Chelsea TV to show England U-21 game
Wednesday, October 7 2009,
Chelsea TV has secured rights to broadcast live coverage of England's Under-21 Championship qualifier against Macedonia this Friday.
Available on Tiscali and Sky for a monthly subscription fee of £5.87, the channel will exclusively screen the match from Coventry's Ricoh Arena after no rival broadcaster picked up the rights.
This development follows news that England's World Cup qualifier against Ukraine will be broadcast exclusively online via pay-per-view for the first time ever.
Fans will have to pay up to £11.99 to watch the game this Saturday on a dedicated website, along with selected third-party sites and participating cinemas. The relative success or failure of this approach could have a major impact on the way that national sports coverage is broadcast in the future.
However, the move has already been criticised by fan groups who believe that all England World Cup qualifiers should be available on free-to-air television.
Football Supporters' Federation director of policy Steven Powell told The Times: "The government should ensure that all national team games are available for those who can't afford subscriptions or pay-per-view."

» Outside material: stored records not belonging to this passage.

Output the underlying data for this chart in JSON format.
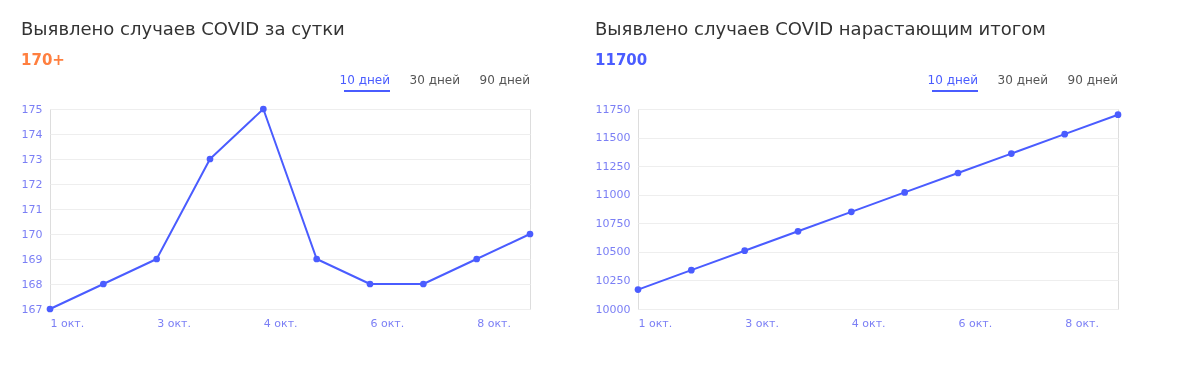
{
  "chart_data": [
    {
      "type": "line",
      "title": "Выявлено случаев COVID за сутки",
      "subtitle": "170+",
      "annotations": [
        "10 дней",
        "30 дней",
        "90 дней"
      ],
      "categories": [
        "1 окт.",
        null,
        "3 окт.",
        null,
        "4 окт.",
        null,
        "6 окт.",
        null,
        "8 окт.",
        null
      ],
      "series": [
        {
          "color": "#4a5cff",
          "values": [
            167,
            168,
            169,
            173,
            175,
            169,
            168,
            168,
            169,
            170
          ]
        }
      ],
      "ylim": [
        167,
        175
      ],
      "yticks": [
        167,
        168,
        169,
        170,
        171,
        172,
        173,
        174,
        175
      ],
      "grid": "y",
      "marker": "circle",
      "line_style": "solid"
    },
    {
      "type": "line",
      "title": "Выявлено случаев COVID нарастающим итогом",
      "subtitle": "11700",
      "annotations": [
        "10 дней",
        "30 дней",
        "90 дней"
      ],
      "categories": [
        "1 окт.",
        null,
        "3 окт.",
        null,
        "4 окт.",
        null,
        "6 окт.",
        null,
        "8 окт.",
        null
      ],
      "series": [
        {
          "color": "#4a5cff",
          "values": [
            10170,
            10340,
            10510,
            10680,
            10850,
            11020,
            11190,
            11360,
            11530,
            11700
          ]
        }
      ],
      "ylim": [
        10000,
        11750
      ],
      "yticks": [
        10000,
        10250,
        10500,
        10750,
        11000,
        11250,
        11500,
        11750
      ],
      "grid": "y",
      "marker": "circle",
      "line_style": "solid"
    }
  ]
}
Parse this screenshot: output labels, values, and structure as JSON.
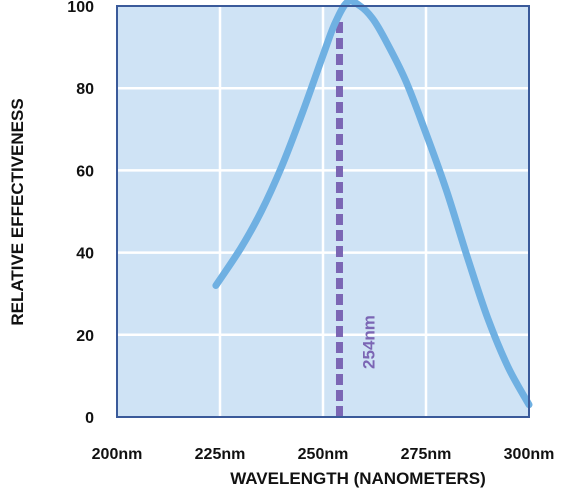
{
  "chart_data": {
    "type": "line",
    "title": "",
    "xlabel": "WAVELENGTH (NANOMETERS)",
    "ylabel": "RELATIVE EFFECTIVENESS",
    "xlim": [
      200,
      300
    ],
    "ylim": [
      0,
      100
    ],
    "x_ticks": [
      {
        "value": 200,
        "label": "200nm"
      },
      {
        "value": 225,
        "label": "225nm"
      },
      {
        "value": 250,
        "label": "250nm"
      },
      {
        "value": 275,
        "label": "275nm"
      },
      {
        "value": 300,
        "label": "300nm"
      }
    ],
    "y_ticks": [
      {
        "value": 0,
        "label": "0"
      },
      {
        "value": 20,
        "label": "20"
      },
      {
        "value": 40,
        "label": "40"
      },
      {
        "value": 60,
        "label": "60"
      },
      {
        "value": 80,
        "label": "80"
      },
      {
        "value": 100,
        "label": "100"
      }
    ],
    "grid": true,
    "series": [
      {
        "x": [
          224,
          230,
          235,
          240,
          245,
          250,
          253,
          256,
          259,
          262,
          265,
          270,
          275,
          280,
          285,
          290,
          295,
          300
        ],
        "y": [
          32,
          41,
          50,
          61,
          74,
          88,
          96,
          101,
          100,
          97,
          92,
          82,
          69,
          55,
          39,
          24,
          12,
          3
        ]
      }
    ],
    "annotations": [
      {
        "type": "vertical-line",
        "x": 254,
        "label": "254nm"
      }
    ]
  },
  "colors": {
    "plot_background": "#cfe3f5",
    "grid": "#ffffff",
    "frame": "#3a5a9a",
    "curve": "#6fb0e2",
    "marker_line": "#7b66b4"
  }
}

A panel of experts, led by former FA executive director David Davies, will meet this week to discuss the ways in which England's World Cup qualifying matches are broadcast in the future.
For the first time since 1998, the government has tasked the panel with reviewing the list of sporting events that are protected for broadcast on free-to-air television.

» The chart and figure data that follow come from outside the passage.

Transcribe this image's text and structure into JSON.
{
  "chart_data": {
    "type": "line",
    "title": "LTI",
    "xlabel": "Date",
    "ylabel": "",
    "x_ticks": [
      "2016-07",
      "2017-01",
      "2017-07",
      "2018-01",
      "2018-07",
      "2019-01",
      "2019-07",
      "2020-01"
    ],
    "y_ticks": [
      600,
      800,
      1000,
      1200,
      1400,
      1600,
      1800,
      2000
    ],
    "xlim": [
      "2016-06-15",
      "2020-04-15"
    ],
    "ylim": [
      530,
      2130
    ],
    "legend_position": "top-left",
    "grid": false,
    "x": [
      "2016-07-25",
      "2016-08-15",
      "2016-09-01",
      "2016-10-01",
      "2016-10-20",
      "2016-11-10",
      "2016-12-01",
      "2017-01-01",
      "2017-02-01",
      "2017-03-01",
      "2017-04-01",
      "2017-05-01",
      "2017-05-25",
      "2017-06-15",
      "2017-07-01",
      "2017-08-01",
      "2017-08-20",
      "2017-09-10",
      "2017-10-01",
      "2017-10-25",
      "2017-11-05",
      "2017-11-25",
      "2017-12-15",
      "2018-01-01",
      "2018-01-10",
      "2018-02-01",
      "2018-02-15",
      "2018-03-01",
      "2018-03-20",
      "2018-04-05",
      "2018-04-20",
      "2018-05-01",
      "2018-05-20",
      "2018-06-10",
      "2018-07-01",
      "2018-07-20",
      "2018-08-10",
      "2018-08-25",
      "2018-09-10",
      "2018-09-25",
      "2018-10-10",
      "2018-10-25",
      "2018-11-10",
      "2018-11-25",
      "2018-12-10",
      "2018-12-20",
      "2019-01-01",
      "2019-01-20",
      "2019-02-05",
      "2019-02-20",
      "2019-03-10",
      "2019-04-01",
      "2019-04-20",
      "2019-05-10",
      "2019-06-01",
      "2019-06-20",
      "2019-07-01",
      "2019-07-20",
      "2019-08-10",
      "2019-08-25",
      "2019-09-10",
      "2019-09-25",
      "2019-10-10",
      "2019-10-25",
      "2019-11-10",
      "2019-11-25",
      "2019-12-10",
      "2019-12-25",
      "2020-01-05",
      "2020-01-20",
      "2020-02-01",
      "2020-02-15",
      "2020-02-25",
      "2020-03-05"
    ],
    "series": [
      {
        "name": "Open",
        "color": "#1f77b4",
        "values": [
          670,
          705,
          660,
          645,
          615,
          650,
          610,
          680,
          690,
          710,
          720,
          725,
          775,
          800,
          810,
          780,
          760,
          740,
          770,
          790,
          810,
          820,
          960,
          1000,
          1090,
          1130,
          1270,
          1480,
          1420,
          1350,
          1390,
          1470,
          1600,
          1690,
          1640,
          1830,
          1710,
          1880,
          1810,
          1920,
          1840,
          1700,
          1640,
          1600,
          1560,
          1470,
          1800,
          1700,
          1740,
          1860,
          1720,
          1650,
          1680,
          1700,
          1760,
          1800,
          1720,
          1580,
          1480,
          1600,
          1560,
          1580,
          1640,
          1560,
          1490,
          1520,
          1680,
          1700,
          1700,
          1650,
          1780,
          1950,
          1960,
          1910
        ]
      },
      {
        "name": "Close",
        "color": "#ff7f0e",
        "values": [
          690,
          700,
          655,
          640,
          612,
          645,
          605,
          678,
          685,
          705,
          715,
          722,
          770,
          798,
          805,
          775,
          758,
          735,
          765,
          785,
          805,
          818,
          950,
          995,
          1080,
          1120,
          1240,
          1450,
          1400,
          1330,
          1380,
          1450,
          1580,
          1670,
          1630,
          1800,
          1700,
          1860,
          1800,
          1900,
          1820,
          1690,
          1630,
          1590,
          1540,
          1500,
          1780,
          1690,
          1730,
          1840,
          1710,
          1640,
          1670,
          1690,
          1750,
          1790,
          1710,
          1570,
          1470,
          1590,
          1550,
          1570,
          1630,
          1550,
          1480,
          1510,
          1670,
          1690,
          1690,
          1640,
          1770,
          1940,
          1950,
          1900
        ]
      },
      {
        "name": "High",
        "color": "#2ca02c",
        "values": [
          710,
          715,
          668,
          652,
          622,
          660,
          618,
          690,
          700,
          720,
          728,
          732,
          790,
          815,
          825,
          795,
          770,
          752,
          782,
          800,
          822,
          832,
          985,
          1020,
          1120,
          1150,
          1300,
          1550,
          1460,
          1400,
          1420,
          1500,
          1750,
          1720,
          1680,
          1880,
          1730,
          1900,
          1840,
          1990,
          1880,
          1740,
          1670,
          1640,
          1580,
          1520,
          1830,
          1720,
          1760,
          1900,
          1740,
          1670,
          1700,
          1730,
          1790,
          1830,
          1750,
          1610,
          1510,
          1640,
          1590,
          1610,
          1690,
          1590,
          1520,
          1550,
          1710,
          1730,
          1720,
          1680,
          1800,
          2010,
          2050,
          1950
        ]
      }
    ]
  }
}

Back in July, the BBC called for all home nation qualifiers for the World Cup and European Championship to be included on the list of protected events.
BBC chief operating officer Dominic Coles said: "In an increasingly fragmented society, the ability to broadcast, freely available to all, those major events that can unite communities and deliver social value cannot be underestimated.
"Imagine the London Olympics, or perhaps a 2018 World Cup hosted in England, not being universally available for the whole UK to enjoy irrespective of individual financial circumstance."
The inclusion of all home nation qualifiers on the list would also factor in away games, in which foreign rights agencies are often eager to earn as much TV revenue as possible from the coverage.
Rights to the England's match against Ukraine were previously owned by collapsed firm Setanta, but no other broadcaster showed any interest in the game because England have already qualified for the tournament next year in South Africa.
Coventry University professor of sport business strategy and management Simon Chadwick said that the internet-exclusive coverage of the game could usher in a new regime for sports broadcasting.
"Saturday's game may well be the start of a new era in broadcasting that many of us may never be happy to accept," he told The Times.
The review panel will submit its findings to the Department for Culture, Media and Sport at the end of this month before ministers decide if any changes to legislation are required.